Results: From July 2013 through December 2014, 37 patients were enrolled. Among patients with 25 subsets of immune cells, patients in the high group of granulocytic myeloid-derived suppressor cells (Gr-MDSCs) showed significantly shorter progression-free survival (PFS) than those in the low group (3.98 vs. 8.78 months; hazards ratio (HR), 2.61; p = 0.01). In multivariate analysis, the high Gr-MDSCs value was also associated with shorter PFS (HR, 4.60; 95% confidence interval (CI), 1.79−11.8; p = 0.001). Although significant difference was not found in univariate analysis, the high Gr-MDSCs group was associated with shorter overall survival (OS) (HR, 2.89; 95% CI, 1.23–6.80; p = 0.015) in multivariate analysis.

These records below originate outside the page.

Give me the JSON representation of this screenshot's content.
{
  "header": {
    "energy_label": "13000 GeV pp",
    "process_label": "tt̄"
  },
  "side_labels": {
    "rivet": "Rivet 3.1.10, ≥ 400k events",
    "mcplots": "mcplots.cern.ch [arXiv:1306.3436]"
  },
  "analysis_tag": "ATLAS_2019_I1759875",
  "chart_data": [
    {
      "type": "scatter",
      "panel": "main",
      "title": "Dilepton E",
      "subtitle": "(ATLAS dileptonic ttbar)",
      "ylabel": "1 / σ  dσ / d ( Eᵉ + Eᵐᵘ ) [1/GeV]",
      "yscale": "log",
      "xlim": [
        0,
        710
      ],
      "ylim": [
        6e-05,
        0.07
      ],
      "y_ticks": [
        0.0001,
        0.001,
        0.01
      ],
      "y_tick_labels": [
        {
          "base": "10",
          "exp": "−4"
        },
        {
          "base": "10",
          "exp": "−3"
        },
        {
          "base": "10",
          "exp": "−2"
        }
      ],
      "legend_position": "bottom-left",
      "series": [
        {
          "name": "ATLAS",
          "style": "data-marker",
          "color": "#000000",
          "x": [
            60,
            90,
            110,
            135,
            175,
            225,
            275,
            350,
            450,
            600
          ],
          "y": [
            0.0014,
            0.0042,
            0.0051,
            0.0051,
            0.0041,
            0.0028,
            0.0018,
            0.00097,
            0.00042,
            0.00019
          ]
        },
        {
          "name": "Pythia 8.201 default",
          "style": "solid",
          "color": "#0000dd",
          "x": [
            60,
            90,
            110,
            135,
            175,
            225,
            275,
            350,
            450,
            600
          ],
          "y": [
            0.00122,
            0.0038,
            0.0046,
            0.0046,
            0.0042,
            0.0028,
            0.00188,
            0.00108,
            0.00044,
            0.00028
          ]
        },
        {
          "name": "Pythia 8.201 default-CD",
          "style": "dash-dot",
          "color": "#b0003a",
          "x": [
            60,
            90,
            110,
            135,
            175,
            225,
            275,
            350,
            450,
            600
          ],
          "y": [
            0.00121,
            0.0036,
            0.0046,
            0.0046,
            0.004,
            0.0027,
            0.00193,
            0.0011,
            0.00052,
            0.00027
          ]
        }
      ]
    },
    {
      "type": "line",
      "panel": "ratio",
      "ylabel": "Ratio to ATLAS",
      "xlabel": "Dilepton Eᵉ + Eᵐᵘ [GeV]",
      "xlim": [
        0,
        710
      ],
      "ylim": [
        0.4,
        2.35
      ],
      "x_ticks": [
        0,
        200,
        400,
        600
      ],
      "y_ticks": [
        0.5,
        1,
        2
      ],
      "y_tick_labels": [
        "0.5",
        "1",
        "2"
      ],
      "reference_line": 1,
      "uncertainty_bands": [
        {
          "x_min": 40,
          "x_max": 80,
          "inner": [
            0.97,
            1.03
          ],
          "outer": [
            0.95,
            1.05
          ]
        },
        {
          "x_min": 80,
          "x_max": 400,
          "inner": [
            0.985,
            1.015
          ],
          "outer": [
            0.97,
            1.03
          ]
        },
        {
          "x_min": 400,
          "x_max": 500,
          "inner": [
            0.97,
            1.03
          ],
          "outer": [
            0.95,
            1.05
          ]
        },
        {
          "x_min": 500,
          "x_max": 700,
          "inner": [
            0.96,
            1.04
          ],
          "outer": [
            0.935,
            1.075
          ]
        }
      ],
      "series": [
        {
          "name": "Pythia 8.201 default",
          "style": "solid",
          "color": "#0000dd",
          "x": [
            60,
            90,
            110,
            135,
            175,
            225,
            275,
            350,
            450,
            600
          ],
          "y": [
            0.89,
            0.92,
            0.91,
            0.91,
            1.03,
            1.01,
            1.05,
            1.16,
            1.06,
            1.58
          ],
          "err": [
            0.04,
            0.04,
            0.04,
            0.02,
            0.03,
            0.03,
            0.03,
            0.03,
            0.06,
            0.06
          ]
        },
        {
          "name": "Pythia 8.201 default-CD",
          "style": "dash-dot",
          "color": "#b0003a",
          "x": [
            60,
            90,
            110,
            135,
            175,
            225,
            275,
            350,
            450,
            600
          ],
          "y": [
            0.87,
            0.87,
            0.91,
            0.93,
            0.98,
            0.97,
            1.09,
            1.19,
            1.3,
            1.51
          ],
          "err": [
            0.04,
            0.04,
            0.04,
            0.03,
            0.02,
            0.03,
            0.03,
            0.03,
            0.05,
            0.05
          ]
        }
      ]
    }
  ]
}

Materials and Methods: In this explorative prospective study, peripheral blood samples were collected from AGC patients before initiating first-line cisplatin-based chemotherapy (S-1 + cisplatin or S-1 + cisplatin + docetaxel). Peripheral blood mononuclear cells were analyzed for 25 immune subsets by multicolor flow cytometry. PFS and OS were compared between the patients divided into high and low (≥ and < median, respectively) groups based on the median value for each immune cell subset.
Conclusions: The peripheral immune status of Gr-MDSCs appears to affect the prognosis in AGC. Further research is needed to confirm the clinical value of the level of circulating Gr-MDSCs as a prognostic and/or predictive marker in AGC.